The White House has just announced a new strategy to combat the theft of US trade secrets, created in coordination with several US agencies including the Departments of Defense, Homeland Security, Justice, and State. The strategy, detailed in a 141-page document, focuses on 5 action items, including diplomatic efforts, cooperation with private industry to promote best practices in security, enhanced law enforcement operations and legislation, and public outreach. The White House says that "the Administration will continue to act vigorously to combat the theft of American trade secrets that could be used by foreign companies or foreign governments to gain an unfair commercial advantage."
Today's announcement follows a spate of admissions by US companies that hackers had infiltrated their systems in recent months, sometimes employing elaborate and sophisticated attacks over long periods of time. Recent victims have included The Wall Street Journal, The Washington Post, The New York Times, Facebook, and even Apple. Yesterday, The New York Times released an explosive report implicating the Chinese military in a number of international cyber attacks, based on an investigation from security firm Mandiant. China has denied the claims, calling them "scientifically flawed" and "unprofessional."
The report does not single out China, but government officials aren't afraid to call it out
The new strategy report does not single out China as a bad actor, but government officials named Chinese interference as a threat at a press conference announcing the strategy. The report says that the government will make a coordinated effort to pressure foreign governments on intellectual property protection. "Other governments must recognize that trade secret protection is vital to the success of our economic relationships," the report says. "They must take steps to strengthen their enforcement against trade secret theft." The report says that the United States will seek new provisions on trade secret protections that honor US law through international trade negotiations including the Trans Pacific Partnership.
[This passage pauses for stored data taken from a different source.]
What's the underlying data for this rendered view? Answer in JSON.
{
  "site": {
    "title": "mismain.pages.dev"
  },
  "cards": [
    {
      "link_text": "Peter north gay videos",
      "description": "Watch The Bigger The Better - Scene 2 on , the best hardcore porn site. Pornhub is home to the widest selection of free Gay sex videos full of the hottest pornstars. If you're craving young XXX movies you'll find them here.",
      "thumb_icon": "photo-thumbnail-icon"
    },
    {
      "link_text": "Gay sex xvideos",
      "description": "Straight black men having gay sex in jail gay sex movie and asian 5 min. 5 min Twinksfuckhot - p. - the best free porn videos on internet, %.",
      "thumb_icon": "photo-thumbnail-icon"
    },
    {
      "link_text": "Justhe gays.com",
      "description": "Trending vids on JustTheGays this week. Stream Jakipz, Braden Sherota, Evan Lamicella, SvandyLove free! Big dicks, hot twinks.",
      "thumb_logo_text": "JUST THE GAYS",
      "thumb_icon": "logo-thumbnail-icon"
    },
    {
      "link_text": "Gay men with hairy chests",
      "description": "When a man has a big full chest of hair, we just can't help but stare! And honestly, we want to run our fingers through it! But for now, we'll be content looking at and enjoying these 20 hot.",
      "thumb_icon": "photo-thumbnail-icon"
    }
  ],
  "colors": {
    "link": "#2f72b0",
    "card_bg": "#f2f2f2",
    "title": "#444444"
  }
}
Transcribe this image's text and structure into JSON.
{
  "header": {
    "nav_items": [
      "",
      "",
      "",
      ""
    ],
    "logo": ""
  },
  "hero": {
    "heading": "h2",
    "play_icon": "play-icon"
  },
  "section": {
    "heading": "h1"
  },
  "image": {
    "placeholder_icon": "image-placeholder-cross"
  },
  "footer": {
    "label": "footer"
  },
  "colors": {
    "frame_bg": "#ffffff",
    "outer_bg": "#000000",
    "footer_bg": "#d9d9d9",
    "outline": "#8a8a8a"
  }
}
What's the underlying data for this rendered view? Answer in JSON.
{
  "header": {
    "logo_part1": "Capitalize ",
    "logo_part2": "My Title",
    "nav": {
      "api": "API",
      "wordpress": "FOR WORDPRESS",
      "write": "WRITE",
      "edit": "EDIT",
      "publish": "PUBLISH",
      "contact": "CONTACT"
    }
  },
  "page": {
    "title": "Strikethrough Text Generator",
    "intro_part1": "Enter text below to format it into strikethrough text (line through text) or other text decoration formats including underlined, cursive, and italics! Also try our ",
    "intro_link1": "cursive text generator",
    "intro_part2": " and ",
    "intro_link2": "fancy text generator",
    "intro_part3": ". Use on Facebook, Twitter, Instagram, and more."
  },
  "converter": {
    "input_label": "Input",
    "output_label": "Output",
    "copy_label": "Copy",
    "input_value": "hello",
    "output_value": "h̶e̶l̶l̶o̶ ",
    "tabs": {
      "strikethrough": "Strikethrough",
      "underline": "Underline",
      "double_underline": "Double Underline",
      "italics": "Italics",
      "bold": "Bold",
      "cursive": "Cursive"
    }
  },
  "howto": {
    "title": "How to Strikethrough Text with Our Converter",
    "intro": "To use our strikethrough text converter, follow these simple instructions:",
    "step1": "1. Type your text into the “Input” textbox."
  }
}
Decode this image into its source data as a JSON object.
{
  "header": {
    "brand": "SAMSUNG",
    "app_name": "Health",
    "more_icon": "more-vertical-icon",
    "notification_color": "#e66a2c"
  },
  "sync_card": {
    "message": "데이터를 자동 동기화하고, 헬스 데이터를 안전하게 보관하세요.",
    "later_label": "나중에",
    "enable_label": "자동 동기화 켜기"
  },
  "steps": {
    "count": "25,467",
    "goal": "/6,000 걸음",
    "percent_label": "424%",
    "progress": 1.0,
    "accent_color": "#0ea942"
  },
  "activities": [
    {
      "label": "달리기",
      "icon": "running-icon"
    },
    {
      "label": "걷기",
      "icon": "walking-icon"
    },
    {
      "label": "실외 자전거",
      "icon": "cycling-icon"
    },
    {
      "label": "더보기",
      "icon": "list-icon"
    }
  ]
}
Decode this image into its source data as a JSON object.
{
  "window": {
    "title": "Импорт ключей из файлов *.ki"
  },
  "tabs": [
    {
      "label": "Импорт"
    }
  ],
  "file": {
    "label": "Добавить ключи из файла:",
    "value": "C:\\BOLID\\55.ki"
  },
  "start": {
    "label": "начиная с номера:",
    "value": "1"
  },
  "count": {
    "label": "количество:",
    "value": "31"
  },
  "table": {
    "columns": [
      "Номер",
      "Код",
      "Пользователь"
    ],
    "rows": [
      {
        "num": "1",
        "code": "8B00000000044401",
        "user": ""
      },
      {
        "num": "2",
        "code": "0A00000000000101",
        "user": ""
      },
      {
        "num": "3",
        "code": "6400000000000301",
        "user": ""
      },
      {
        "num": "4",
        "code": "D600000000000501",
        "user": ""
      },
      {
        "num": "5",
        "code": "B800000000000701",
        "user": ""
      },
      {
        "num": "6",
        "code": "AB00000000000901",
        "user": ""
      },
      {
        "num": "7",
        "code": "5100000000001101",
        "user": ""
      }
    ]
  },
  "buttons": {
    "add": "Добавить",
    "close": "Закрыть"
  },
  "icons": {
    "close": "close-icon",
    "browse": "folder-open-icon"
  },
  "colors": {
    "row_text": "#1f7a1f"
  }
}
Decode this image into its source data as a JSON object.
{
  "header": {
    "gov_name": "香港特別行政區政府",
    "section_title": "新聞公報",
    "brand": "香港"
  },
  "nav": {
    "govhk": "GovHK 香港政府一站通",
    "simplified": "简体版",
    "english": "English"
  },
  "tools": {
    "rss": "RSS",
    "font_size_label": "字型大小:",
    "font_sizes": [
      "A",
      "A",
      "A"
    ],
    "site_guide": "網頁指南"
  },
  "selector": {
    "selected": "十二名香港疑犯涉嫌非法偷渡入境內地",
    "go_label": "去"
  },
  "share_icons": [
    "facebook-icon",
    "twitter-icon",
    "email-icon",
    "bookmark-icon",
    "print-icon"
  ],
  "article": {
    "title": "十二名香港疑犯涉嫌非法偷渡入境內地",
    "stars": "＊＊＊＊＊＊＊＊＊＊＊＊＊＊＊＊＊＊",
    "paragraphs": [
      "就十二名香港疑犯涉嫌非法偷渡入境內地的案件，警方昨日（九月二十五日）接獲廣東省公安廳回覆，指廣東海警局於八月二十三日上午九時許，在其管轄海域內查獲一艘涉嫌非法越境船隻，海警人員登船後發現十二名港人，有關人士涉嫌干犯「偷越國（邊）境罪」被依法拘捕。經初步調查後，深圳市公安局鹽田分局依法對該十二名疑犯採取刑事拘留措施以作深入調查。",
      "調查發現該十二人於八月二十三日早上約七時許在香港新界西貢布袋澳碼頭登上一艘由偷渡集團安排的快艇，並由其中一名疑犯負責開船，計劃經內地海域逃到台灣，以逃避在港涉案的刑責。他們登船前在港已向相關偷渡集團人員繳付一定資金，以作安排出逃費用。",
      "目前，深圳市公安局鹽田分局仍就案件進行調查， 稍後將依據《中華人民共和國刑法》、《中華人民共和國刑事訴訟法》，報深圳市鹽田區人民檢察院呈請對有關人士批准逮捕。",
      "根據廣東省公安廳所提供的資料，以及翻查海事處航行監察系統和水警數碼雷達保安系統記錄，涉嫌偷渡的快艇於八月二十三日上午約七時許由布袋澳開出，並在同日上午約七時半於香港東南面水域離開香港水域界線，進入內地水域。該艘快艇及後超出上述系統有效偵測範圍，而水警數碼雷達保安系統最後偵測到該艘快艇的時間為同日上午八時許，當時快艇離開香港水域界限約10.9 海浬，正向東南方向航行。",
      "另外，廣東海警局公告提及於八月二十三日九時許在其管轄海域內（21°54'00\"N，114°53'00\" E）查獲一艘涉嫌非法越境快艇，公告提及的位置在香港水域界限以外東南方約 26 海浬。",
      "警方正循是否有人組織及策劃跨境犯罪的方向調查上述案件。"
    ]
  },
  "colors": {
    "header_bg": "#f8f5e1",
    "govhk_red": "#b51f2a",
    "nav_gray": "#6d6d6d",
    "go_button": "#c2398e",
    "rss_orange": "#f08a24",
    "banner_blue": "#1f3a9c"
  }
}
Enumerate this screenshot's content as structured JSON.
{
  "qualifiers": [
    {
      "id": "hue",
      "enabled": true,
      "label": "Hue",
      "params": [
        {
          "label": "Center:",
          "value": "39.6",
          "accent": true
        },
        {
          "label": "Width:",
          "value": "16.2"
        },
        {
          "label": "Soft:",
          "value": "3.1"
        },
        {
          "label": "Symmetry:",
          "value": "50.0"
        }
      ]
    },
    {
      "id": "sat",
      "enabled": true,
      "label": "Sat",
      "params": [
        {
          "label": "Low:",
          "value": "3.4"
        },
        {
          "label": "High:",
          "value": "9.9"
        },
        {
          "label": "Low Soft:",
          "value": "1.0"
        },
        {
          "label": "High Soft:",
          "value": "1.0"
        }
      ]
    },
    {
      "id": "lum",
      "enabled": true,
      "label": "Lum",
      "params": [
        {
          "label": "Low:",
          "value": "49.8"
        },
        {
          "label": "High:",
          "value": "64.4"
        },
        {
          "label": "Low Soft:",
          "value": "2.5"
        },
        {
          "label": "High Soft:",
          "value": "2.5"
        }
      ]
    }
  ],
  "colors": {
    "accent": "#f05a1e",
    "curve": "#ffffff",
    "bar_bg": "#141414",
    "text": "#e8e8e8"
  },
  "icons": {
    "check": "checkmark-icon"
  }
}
"Trade secret theft threatens American businesses, undermines national security, and places the security of the US economy in jeopardy," the report says. "These acts also diminish US export prospects around the globe and put American jobs at risk."
Both the White House and Congress have stepped up cybersecurity efforts
This year, both the White House and Congress have significantly stepped up cybersecurity efforts. Today's announcement follows recent efforts by President Obama to bolster US trade defenses, including a new law that enhanced penalties for violations of the Economic Espionage Act. Last week, President Obama signed an executive order allowing the government to share more information on national "cyber threats" with private companies. And Congress last Wednesday reintroduced CISPA, a controversial bill that would allow companies to share information about suspicious activity and security breaches with the government.
In an announcement today regarding the new strategy, US Attorney General Eric Holder said that US prosperity "attracts global rivals," and warned of the danger posed by foreign agents. Holder said the Justice Department has made economic espionage cases a top priority.